全員が口々に酒を褒めたところで、漣はようやくディールに入った。今晩このプレーヤーたちの3戦目にあたる。
「ルールは引き続き同じです。クローズド・ポーカー、ノーリミット。ベッティング・インターバルはカード交換後の1度のみ、アンティは白チップ1枚となります。それではアンティをポットへお願いいたします」
アンティとは参加費のことだ。カジノやゲームによって金額は異なる。
プレーヤーたちが一斉に白チップをポットへ押しやる。その仕草も洗練されていた。
ポットとはベットしたチップを置く場所のことだ。
ここでのポーカーはクローズド・ポーカーという最もポピュラーなものである。手札を見せないまま進行していく。
まず漣は5枚のカードをそれぞれに配る。残りを山として全員と等距離の場所に置いた。
最後のプレーヤーである高齢女性に配ったところで、一斉にカードを見る。表情は変わらない。ここで相手の表情を見て心理戦をする、というようなことは、実はあまりない。
スタッド・ポーカーであれば、最初の数枚だけが隠され、以降順に配布されるカードは公開されるため、心理戦の色が強くなる。
「では交換される方はどうぞ」
漣が端の女性に目配せをして、それぞれのターンが始まる。女性は3枚を交換した。やはり強気だ。僅かに強張る表情は、漣にしか分からない。
その後全員が1、2枚を交換した。
交換する前と後それぞれでベットをすることもあるが、日本では交換後の1度だけという方がメジャーだった。
「ではベッティング・インターバルに入ります」
ベッティング・インターバルはベットをするターンのことで、最初の一手はフォールド、オープニングベット、チェックに分かれる。
フォールドとはゲームを降りて降参すること、オープニングベットはベットを開始すること、チェックは自分の番をスキップすることだ。

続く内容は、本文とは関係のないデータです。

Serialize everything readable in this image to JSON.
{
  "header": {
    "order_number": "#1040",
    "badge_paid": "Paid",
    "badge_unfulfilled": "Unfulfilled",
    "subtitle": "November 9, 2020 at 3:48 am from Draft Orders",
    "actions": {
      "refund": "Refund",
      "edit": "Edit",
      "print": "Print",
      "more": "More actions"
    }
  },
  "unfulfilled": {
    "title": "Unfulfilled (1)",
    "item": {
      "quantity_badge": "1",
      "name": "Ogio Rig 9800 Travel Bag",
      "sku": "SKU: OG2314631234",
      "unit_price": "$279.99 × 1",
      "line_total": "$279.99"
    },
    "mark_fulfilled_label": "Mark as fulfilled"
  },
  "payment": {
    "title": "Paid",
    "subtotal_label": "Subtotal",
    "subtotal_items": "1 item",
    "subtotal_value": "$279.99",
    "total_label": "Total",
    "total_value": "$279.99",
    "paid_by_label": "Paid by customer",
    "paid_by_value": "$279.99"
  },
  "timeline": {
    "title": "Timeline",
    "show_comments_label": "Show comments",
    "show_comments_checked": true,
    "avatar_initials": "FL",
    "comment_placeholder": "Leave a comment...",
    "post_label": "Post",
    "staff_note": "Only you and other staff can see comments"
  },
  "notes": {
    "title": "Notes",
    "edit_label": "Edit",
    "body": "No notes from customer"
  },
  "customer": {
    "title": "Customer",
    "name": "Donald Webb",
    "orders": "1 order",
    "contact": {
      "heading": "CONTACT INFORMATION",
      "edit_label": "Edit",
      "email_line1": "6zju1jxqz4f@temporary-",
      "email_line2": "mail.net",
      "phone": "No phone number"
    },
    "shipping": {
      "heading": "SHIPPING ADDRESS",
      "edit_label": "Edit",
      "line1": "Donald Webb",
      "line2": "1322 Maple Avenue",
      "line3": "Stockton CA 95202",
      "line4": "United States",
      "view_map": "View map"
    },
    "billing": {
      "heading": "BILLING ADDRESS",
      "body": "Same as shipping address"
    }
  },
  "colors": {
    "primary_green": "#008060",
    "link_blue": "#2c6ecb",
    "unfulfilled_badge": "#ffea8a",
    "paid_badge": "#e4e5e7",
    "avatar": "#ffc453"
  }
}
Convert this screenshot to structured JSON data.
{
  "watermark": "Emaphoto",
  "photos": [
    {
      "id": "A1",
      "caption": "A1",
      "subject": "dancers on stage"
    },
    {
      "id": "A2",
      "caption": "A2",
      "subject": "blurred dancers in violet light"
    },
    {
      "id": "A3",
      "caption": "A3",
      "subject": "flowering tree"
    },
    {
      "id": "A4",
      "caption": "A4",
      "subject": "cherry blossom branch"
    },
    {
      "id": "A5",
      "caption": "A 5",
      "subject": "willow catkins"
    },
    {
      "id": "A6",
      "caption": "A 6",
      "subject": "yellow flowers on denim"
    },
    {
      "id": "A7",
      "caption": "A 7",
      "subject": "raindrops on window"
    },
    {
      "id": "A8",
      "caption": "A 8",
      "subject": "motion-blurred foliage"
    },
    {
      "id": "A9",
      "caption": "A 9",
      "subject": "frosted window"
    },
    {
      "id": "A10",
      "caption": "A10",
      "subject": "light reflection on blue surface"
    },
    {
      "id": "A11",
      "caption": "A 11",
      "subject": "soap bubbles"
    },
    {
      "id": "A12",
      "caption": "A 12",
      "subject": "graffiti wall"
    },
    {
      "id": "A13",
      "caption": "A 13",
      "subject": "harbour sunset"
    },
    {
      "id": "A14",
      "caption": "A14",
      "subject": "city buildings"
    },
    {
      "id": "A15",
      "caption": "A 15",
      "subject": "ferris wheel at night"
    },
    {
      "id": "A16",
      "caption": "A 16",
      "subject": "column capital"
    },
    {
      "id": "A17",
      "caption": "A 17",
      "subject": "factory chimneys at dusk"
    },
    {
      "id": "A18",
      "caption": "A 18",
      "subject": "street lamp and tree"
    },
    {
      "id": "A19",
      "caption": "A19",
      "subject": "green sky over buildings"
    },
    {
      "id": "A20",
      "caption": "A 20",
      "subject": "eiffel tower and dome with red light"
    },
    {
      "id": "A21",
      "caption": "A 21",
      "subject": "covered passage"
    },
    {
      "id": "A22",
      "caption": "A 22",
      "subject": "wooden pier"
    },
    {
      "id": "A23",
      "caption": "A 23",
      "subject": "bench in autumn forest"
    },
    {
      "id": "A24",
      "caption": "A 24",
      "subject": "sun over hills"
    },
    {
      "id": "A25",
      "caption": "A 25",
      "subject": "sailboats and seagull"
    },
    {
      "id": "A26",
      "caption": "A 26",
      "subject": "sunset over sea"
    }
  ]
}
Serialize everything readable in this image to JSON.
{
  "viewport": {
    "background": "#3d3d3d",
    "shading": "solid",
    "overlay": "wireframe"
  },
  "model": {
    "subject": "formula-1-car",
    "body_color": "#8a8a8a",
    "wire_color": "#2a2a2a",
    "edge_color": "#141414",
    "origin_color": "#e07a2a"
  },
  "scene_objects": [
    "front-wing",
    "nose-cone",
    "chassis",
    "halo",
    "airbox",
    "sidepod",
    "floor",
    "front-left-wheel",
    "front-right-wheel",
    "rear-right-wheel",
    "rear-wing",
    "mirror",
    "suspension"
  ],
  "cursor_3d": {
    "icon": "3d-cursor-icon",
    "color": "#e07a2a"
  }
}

ベットは、誰かがベットをしてから始まるので、最初のベットをオープニングベットと呼ぶのである。最初に全員がチェックした場合には、アンティだけで掛け金が決定されることになる。
オープニングベットによってベットが始まると、前の者が出した金額と同額かそれ以上を賭けなければならず、全員がチェックするまでベットが続く。場合によってはとんでもない金額となるため、制限をかけることもあった。
逆に制限なしの青天井とするゲームをノーリミットといい、この卓はそれにあたる。
とはいえ、ベットできるのはプレーヤーがテーブル上に出しているチップだけと決まっているため、懐にしまったままのチップは賭けることができず、財布の現金も賭けられない。テーブルに現金を出していれば、現金でベットすることもできた。
ざっと見る限り、このテーブルに乗っているすべてのチップの総額は3500万円ほどだった。
最初の女性はチェック。一人目から賭けると総額が高くなりがちで、自身のフォールドをする可能性を低くするため一人目がチェックすることは多い。
若い男性はオープニングベットを選択、赤チップ2枚を出した。30万円だ。
続く中年男性は青チップ1枚、50万円。このように前の人物より高い額をベットすることをレイズという。
次の高齢女性もレイズして黒チップ1枚、最後の女性は同じ額を賭けた。同額をベットすることをコールという。